TRIALS OF NEOADJUVANT ENDOCRINE THERAPY
We’ve been involved in a number of randomized neoadjuvant trials. The IMPACT study is in a neoadjuvant setting, with the same therapies being evaluated in the ATAC adjuvant trial. From our prior work, we know that anastrozole and tamoxifen have different biological effects on tumors. Anastrozole switches off proliferation. If you look at the tumor before starting anastrozole and then three months later, in about half of the patients the actual histologic grade changes — it downgrades the tumor. But the reason it downgrades is because proliferation is turned off.
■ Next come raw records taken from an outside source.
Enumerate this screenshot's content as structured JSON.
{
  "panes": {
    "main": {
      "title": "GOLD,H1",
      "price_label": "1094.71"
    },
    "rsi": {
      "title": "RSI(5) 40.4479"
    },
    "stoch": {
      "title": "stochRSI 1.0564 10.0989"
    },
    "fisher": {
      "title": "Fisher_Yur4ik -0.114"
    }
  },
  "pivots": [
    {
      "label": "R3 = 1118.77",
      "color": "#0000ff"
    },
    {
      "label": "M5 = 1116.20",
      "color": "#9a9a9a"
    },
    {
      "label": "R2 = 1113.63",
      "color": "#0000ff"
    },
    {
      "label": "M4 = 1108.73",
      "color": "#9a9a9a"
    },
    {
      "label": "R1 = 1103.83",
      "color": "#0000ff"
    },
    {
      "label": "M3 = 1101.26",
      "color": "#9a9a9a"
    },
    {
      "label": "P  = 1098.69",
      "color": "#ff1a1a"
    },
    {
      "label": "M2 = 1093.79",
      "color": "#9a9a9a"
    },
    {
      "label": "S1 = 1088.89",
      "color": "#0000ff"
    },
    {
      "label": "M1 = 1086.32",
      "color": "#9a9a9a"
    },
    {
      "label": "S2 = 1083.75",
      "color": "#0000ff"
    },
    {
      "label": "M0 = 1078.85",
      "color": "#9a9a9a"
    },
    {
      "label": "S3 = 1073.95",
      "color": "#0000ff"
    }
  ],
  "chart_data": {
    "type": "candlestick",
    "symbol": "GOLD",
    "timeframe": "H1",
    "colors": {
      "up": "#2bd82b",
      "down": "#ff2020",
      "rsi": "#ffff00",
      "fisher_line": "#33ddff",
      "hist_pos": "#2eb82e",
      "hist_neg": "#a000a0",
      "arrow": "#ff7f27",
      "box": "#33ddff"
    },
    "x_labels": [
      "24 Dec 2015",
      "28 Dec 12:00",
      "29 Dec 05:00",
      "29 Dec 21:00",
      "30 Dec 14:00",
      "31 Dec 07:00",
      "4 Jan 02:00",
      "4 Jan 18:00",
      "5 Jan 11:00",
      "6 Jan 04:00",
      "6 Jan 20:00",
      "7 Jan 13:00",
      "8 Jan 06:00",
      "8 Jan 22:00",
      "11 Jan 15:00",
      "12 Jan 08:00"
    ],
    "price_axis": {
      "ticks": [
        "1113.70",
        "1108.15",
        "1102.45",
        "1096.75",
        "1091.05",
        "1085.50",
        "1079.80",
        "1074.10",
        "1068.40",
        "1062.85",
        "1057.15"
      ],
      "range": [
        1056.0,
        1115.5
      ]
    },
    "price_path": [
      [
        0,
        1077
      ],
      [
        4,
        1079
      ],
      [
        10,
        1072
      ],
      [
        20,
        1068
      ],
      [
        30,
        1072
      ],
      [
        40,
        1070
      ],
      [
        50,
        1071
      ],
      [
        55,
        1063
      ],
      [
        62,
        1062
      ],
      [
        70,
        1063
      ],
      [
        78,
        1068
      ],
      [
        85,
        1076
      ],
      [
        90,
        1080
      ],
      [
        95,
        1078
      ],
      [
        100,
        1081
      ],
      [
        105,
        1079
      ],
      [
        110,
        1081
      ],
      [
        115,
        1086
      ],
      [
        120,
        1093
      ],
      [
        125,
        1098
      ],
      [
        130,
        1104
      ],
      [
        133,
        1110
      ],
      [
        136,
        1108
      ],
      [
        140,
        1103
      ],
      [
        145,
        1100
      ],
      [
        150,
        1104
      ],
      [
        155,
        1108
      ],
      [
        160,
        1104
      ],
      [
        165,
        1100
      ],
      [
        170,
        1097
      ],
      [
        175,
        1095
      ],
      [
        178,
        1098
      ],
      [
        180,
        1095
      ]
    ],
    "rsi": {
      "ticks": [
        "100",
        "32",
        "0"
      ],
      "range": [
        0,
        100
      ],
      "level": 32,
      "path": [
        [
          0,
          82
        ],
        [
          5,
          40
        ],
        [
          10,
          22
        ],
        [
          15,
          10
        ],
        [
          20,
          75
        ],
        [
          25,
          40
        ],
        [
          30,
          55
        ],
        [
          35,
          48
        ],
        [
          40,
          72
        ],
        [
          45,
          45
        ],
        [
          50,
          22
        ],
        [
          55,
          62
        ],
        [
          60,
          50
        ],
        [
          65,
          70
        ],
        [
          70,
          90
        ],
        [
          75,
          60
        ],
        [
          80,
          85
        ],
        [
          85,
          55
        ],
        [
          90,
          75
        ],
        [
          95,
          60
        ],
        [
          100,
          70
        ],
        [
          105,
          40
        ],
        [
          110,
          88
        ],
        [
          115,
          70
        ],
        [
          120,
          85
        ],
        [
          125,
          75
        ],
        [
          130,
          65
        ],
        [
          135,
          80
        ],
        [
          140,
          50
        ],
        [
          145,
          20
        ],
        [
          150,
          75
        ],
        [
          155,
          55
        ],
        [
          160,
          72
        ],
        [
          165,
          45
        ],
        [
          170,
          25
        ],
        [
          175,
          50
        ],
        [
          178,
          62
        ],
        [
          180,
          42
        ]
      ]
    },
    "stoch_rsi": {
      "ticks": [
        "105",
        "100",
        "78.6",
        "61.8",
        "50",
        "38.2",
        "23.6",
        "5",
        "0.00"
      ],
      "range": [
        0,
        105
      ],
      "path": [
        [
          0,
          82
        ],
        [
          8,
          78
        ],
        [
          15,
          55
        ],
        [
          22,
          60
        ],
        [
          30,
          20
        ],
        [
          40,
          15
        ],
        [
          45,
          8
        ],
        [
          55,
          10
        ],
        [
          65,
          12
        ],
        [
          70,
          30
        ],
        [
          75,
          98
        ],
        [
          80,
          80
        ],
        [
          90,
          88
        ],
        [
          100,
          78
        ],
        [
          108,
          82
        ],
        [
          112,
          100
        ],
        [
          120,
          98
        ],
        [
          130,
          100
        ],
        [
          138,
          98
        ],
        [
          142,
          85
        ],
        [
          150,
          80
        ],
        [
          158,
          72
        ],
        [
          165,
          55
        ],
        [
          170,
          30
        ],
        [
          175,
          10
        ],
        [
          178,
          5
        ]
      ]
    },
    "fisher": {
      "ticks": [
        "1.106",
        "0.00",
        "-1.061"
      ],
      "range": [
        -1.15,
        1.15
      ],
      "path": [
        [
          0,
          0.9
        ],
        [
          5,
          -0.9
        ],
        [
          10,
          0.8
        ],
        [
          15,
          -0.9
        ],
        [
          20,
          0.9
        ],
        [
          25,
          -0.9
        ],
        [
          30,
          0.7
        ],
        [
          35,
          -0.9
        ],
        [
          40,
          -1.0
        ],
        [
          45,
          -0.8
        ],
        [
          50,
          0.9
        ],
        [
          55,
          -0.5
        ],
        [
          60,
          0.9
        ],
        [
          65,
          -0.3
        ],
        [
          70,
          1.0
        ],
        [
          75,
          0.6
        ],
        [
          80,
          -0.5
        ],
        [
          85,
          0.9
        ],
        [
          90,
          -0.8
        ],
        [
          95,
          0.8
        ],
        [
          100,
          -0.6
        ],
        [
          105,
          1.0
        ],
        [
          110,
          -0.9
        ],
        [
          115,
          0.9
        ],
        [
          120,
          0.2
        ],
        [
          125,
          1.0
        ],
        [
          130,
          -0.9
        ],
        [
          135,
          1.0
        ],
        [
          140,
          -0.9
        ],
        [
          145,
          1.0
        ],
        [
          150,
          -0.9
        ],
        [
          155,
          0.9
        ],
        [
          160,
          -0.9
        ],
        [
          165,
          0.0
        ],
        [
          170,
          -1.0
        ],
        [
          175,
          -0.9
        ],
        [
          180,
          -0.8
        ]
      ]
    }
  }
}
If you look at tamoxifen, about half of the patients will also downgrade, but the downgrade is completely different. What you see is an increase in glandular differentiation. Tamoxifen also tends to induce the progesterone receptor, while anastrozole switches the PR off completely.

These observations fit with the fact that different clinical activities have been seen with aromatase inhibitors, which are actually more effective than tamoxifen. So, we’re starting to understand that there’s not one pathway for endocrine therapies. And, of course, if they act by different mechanisms, then combinations — like in ATAC — could be more effective than one agent alone.

You can get a very good idea of what’s happening in tumors by looking at biological markers rather than clinical endpoints. In these studies we’ve been taking biopsies at 10 to 14 days and looking at what effect drugs have on proliferation, cell death and a variety of genetic markers to see if we can start to predict very early on whether the patient is going to get a benefit from a drug. And that is potentially a very useful tool, because a lot of patients wait 10 to 14 days (at least in the U.K.) from the time of diagnosis to the time of surgery.

If you got a core biopsy at the time of diagnosis and you put a patient on a drug and then you operate on them and you see that that drug has done something to the tumor and you know that that change is associated with long-term benefit for a patient, then you have a potential method to individualize treatment.